The language used by company CEOs and top-level management – particularly the tone and choice of words in financial reports – holds clues to possible deceptive conduct, according to research.
In a paper just published by the Journal of Business Ethics, Professor Russell Craig, Head of Victoria University's School of Accounting and Finance, and his colleagues Tony Mortensen (University of Canterbury) and Shefali Iyer (Deloitte, NZ), argue that reports and letters written by fraudulent company bosses contain distinctive linguistic tendencies.
The researchers used as their case study the Indian multi-national Satyam, which collapsed in 2009 after company chair Ramalinga Raju confessed to extensive deception, in the order of $US 1 billion, relating to company earnings and assets.
Drawing on research into the common markers of deceptive communication, as well as software designed to quantitatively trace linguistic patterns and trends, they found that that Raju's choice of words was consistent with patterns used by those engaged in deception.
In particular, the researchers noticed the following linguistic 'alarm bells' in the five annual report letters preceding the company's collapse: a shift from first person singular pronouns (I me, mine) to plural pronouns (we, us, ours); a dominant positive tone; a tendency to use positive emotion words; and a pronounced reluctance to use numerical terms.
The researchers argue that these linguistic signals should serve as warning signs to auditors and regulators, and that systematic analysis of language, and not just numbers, should become routine in auditing processes.
While the methods demonstrated by the researchers would not automatically identify deceptive conduct, they could provide a useful warning signal of the need for closer investigation of a company's affairs.
"Changes to current risk assessment processes appear to be justified in view of the fact that neither Satyam's auditors nor market regulators identified or suspected that a major fraud was being committed," the researchers said.

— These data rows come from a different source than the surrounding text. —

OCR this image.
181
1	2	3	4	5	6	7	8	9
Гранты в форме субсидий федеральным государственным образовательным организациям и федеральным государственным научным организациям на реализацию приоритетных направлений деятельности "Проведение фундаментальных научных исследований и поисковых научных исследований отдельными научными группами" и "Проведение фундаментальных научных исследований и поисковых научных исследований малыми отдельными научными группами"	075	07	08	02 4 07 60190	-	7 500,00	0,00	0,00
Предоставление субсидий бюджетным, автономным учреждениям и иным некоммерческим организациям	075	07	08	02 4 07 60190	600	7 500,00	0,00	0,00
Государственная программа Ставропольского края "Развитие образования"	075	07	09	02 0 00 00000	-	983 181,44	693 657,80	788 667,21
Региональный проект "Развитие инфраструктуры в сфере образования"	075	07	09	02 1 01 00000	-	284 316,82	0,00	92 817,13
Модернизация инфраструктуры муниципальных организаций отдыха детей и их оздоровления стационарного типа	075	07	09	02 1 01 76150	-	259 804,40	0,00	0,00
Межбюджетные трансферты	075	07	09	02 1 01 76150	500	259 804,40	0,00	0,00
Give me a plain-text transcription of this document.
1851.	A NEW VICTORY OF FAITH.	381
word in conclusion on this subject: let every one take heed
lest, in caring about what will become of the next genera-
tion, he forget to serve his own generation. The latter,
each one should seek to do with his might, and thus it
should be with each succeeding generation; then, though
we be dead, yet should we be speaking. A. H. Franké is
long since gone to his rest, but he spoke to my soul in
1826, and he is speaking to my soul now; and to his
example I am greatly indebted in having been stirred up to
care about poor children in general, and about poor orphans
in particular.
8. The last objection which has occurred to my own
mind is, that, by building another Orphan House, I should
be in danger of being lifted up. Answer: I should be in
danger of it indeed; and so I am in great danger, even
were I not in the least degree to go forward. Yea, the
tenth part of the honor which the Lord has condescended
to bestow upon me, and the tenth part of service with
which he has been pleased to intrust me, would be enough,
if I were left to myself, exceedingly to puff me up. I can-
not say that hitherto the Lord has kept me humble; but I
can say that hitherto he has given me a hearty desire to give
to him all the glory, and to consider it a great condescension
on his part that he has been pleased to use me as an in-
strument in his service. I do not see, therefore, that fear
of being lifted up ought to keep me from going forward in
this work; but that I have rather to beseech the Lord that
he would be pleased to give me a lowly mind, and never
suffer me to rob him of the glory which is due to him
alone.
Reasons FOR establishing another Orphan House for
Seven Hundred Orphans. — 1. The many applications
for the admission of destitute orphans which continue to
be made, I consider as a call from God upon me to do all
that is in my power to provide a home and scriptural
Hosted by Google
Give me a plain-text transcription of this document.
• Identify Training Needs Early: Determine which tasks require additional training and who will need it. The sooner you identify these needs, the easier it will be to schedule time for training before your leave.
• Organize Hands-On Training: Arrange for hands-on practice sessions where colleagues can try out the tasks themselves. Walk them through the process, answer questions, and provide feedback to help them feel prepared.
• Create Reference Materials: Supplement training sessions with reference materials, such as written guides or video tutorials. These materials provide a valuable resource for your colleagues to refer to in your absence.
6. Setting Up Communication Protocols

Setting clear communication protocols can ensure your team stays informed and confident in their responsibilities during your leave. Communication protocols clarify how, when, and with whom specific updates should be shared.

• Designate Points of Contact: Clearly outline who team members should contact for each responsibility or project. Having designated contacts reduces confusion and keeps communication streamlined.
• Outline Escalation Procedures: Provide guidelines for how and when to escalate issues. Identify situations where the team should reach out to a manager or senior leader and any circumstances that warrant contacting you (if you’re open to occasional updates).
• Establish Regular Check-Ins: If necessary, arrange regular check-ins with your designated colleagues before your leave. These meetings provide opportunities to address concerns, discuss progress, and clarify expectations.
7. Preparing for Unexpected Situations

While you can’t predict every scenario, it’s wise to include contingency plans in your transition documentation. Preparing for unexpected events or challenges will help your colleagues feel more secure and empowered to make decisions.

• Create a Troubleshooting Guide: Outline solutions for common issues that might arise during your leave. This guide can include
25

"Our findings point to the desirability of encouraging the monitoring of letters to shareholders by senior executives for signs of possible corporate distress or improper or unethical behaviour. Such monitoring could be conducted routinely by auditors as part of their assessment of business leadership risk... They could also be used by credit rating agencies and financial analysts as part of their risk assessment procedures."